A tap on the pads can go a long way in boosting the confidence of any netminder that feels exposed and all alone in the crease.
It’s one of hockey’s cliches or truths depending on who you ask. “Goaltenders are a unique breed.”
The most scrutinized position in the game, is the most difficult position to play, but yet everyone seems to be an expert when it comes to delivering harsh criticism.
Such a small and subtle act like a tap on the pads can go such a long way in the mind of a netminder. A tap on the pads means everything for those that call the crease home.
Goaltenders undoubtedly have the toughest gig ever, and many times in a run of a season they struggle, but, not any fault of theirs, but because they are always the last line of defence.
“Let them know you’re there” takes on several different connotations in the game of hockey, but a tap on the pads and a tap on the back or tap on the top of the head after any tough sequence or save can do wonders for those behind the mask. We all know every goalie have their routines or rituals and you can set your watch to it, but that doesn’t mean the position isn’t a lonely one, “when all hell is breaking lose” in front of them. The loneliest position in the game, to the most supported, to the most scrutinized, everything can change in a matter of seconds.

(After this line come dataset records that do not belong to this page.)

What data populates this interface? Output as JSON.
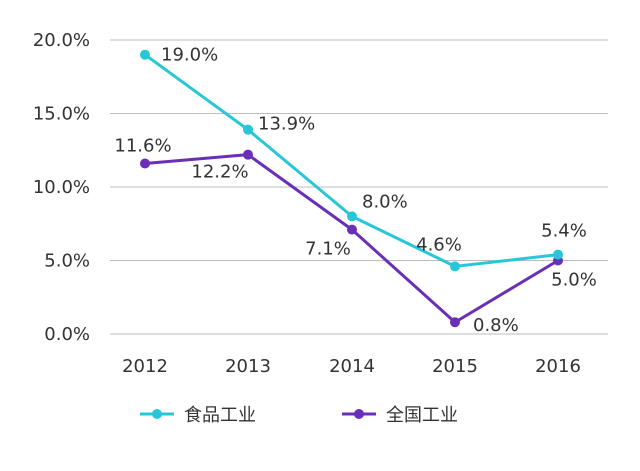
{
  "chart_data": {
    "type": "line",
    "title": "",
    "xlabel": "",
    "ylabel": "",
    "categories": [
      "2012",
      "2013",
      "2014",
      "2015",
      "2016"
    ],
    "ylim": [
      0,
      20
    ],
    "yticks": [
      0,
      5,
      10,
      15,
      20
    ],
    "ytick_labels": [
      "0.0%",
      "5.0%",
      "10.0%",
      "15.0%",
      "20.0%"
    ],
    "grid": true,
    "legend_position": "bottom",
    "series": [
      {
        "name": "食品工业",
        "color": "#27c7d8",
        "values": [
          19.0,
          13.9,
          8.0,
          4.6,
          5.4
        ],
        "labels": [
          "19.0%",
          "13.9%",
          "8.0%",
          "4.6%",
          "5.4%"
        ]
      },
      {
        "name": "全国工业",
        "color": "#6a2fb8",
        "values": [
          11.6,
          12.2,
          7.1,
          0.8,
          5.0
        ],
        "labels": [
          "11.6%",
          "12.2%",
          "7.1%",
          "0.8%",
          "5.0%"
        ]
      }
    ]
  }
}
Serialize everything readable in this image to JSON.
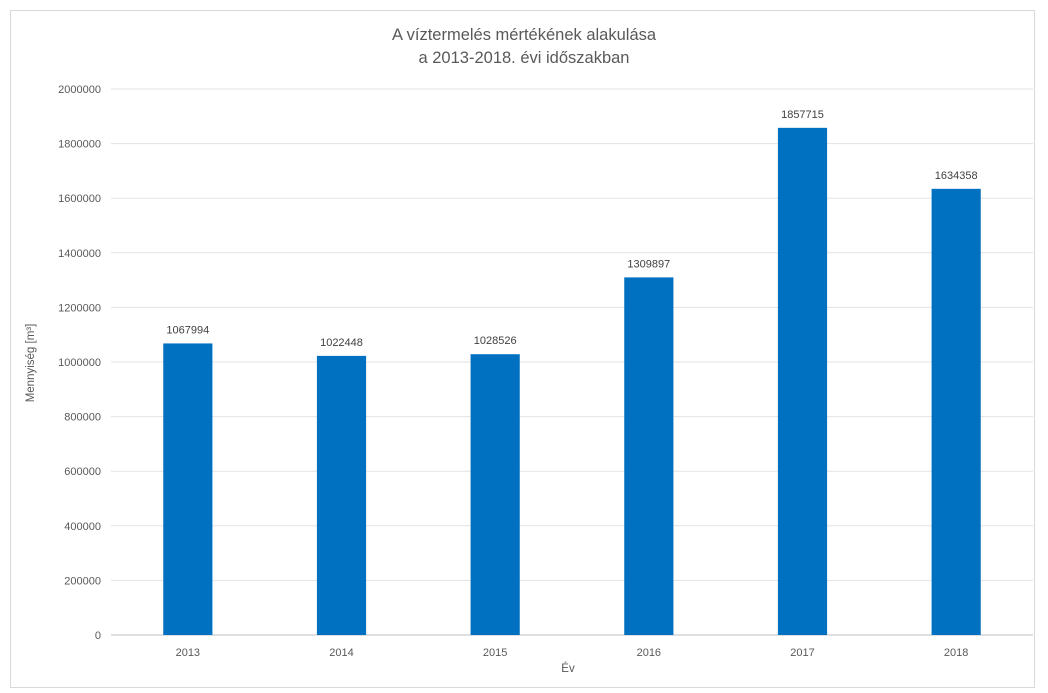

That’s life between the pipes.
One can never fully appreciate, grasp or understand that battle within the mind of goaltender.
A tap on the pads can go a long way.
This past weekend, I saw a player skate over to the goalie that was being pulled and give an incredibly well-timed tap on the pads.
The smallest, unexpected acts of appreciation and support have the largest impact.
Everyone deserves a tap on the pads from time to time, in hockey and in life.